Ah ! si vous aviez l’esprit de Jésus-Christ, si la loi de Dieu était véritablement implantée au dedans de vous, elle y produirait d’autres effets ; c’est contre vous-mêmes qu’elle vous rendrait sévères, comme elle fait pour tous ceux qui l’ont prise pour règle de leur conduite, et pour les autres que vous voyez l’enfreindre, elle vous amènerait à les plaindre, à les aimer, à les redresser !

Vous les condamnez, vous condamnez la loi.

Vous faites plus : « Il y a un seul législateur qui peut sauver et détruire », et dont la volonté pour le moment est de sauver et non de détruire. Le Dieu saint peut, sans porter atteinte à sa dignité, laisser au plus coupable le temps de grâce pour se repentir et revenir à lui. Le Dieu juste, qui connaît les pensées et les intentions des cœurs, use de patience, il attend, et ses anges se réjouissent pour tout pécheur qui s’amende, — et vous jugez, vous médisez, vous condamnez, vous vous mettez à la place de Dieu, vous empiétez sur son autorité, vous taxez sa justice de lenteur, sa patience de faiblesse et sa sainteté d’indifférence. Il y a dans votre péché un caractère auquel vous n’avez pas songé, caractère grave, effrayant : l’impiété. Vous croyez juger vos frères, vous jugez Dieu !

Mais ne voyez-vous pas le tribunal se dresser pour votre jugement, mais n’entendez vous pas ces voix des témoins de votre crime, qui vous accusent et qui vous posent la question : Qui es-tu, qui juges les autres ?

C’est tout d’abord votre victime qui se présente : Qui es-tu ? es-tu éclairé ? Me connais-tu ? sais-tu les intentions qui m’ont poussé à agir comme j’ai fait, plutôt qu’autrement ? Et puis, si j’ai mal fait, sais-tu les tentations auxquelles je suis exposé, l’éducation que j’ai reçue, les secours qui m’ont fait défaut ?

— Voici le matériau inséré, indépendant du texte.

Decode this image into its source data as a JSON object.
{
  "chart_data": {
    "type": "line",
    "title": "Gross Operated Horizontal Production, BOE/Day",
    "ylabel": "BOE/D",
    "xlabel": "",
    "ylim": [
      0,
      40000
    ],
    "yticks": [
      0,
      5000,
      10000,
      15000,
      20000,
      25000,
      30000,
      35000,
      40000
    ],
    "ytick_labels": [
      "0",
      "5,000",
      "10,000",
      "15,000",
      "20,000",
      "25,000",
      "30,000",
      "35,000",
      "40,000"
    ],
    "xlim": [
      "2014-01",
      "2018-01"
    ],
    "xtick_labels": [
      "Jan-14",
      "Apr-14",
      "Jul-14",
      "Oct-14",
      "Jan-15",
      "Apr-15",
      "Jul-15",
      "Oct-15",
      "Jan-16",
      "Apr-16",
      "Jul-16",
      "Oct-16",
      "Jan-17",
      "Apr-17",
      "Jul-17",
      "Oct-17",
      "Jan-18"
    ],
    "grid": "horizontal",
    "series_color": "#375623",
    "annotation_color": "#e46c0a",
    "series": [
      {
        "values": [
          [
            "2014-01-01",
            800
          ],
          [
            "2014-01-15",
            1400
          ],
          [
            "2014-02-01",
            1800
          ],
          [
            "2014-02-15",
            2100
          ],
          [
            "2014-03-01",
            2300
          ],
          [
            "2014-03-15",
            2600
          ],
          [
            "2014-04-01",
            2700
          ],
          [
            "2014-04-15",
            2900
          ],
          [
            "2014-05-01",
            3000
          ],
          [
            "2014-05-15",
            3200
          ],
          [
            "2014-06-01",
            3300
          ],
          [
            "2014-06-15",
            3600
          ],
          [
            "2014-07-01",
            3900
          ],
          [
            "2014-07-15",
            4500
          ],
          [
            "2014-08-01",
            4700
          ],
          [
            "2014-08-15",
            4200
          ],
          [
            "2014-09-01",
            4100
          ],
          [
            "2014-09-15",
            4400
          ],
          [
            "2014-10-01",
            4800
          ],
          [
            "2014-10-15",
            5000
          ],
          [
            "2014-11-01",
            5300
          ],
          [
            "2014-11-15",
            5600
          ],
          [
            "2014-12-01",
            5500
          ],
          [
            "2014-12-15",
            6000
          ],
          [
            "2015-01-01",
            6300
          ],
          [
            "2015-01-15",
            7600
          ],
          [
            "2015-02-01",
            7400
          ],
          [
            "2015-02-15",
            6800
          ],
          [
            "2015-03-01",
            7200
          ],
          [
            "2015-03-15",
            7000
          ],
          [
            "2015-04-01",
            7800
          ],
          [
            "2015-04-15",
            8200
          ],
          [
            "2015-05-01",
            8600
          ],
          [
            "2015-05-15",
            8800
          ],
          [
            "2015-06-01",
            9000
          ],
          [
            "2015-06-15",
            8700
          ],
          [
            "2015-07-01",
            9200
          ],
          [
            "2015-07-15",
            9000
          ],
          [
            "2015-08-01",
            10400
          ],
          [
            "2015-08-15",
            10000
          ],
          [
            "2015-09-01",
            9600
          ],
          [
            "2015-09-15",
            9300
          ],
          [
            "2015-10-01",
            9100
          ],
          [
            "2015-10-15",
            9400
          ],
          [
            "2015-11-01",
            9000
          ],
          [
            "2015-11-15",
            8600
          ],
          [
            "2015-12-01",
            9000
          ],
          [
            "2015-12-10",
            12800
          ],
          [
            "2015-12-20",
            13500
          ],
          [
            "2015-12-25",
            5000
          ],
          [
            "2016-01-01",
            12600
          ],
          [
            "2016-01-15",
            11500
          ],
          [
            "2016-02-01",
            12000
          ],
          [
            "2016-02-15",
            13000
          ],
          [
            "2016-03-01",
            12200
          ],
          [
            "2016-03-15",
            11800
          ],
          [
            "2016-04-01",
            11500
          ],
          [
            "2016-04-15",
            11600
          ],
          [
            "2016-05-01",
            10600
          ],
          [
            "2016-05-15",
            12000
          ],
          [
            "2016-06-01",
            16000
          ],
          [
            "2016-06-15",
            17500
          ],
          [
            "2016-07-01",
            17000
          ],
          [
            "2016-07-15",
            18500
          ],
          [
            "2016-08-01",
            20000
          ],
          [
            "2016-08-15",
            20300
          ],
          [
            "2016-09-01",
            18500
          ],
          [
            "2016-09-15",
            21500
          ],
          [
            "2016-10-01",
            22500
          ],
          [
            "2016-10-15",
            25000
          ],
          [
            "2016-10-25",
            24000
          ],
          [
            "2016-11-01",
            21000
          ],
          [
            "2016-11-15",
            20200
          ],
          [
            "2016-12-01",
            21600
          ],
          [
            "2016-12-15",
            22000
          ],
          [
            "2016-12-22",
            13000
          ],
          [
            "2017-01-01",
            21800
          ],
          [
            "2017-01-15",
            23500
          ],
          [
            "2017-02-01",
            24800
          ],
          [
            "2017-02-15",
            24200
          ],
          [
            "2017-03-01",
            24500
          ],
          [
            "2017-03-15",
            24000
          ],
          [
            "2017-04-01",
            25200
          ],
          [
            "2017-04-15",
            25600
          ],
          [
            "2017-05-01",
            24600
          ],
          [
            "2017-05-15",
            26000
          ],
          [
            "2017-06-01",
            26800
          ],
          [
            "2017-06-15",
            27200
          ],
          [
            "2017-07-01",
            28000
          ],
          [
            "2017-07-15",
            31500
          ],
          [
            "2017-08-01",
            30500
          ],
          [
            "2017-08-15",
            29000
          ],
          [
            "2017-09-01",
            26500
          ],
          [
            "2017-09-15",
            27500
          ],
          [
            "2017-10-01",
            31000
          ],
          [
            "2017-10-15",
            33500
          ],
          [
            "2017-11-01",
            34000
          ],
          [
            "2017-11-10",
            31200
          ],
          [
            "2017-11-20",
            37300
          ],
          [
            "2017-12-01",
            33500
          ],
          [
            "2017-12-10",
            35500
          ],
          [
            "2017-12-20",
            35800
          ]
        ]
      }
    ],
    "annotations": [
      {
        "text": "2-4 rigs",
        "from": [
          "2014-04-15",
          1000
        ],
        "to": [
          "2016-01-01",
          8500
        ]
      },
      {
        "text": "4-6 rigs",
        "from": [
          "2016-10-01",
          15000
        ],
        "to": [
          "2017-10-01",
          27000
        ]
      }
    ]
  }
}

Et quand cette voix s’est tue, voici l’auditeur de votre médisance, qui n’a rien dit en vous écoutant, mais qui n’en a pas moins pensé, et qui maintenant vous accuse à son tour : Qui es-tu ? Es-tu impartial ? N’as-tu pas quelque rancune à satisfaire, quelque rival à mettre de côté, quelque revanche à prendre ? N’est-ce pas un moyen de te faire valoir que d’abaisser le prochain ?

Et quand cette voix s’est tue, en voici une troisième, votre conscience, que vous ne pourrez guère récuser, celle-là. Elle répète : Es-tu éclairé ? Es-tu impartial ? Elle ajoute : Es-tu innocent ? Vaux-tu mieux que celui dont tu parles ? Est-il réellement un péché, de ceux que tu imputes aux autres, que tu n’aies jamais commis ? Qui es-tu, toi qui juges ?

Enfin, la voix de Dieu lui-même, voix de l’Éternel, effrayante comme le tonnerre. Es-tu compétent ? Qui t’a donné le pouvoir de faire comparaître les autres devant ton tribunal ? D’où te vient ce mandat, de juger, de compter, de peser ? Descends de ce tribunal, range-toi parmi les coupables, et sache que tu vas être jugé, toi qui juges, car il y aura une condamnation sans miséricorde sur celui qui n’aura pas usé de miséricorde.

Mes frères, pour vous, pour moi, je demande à Dieu de pouvoir être mis au bénéfice d’un autre article de sa loi : « Heureux les miséricordieux, car ils obtiendront miséricorde. » Amen.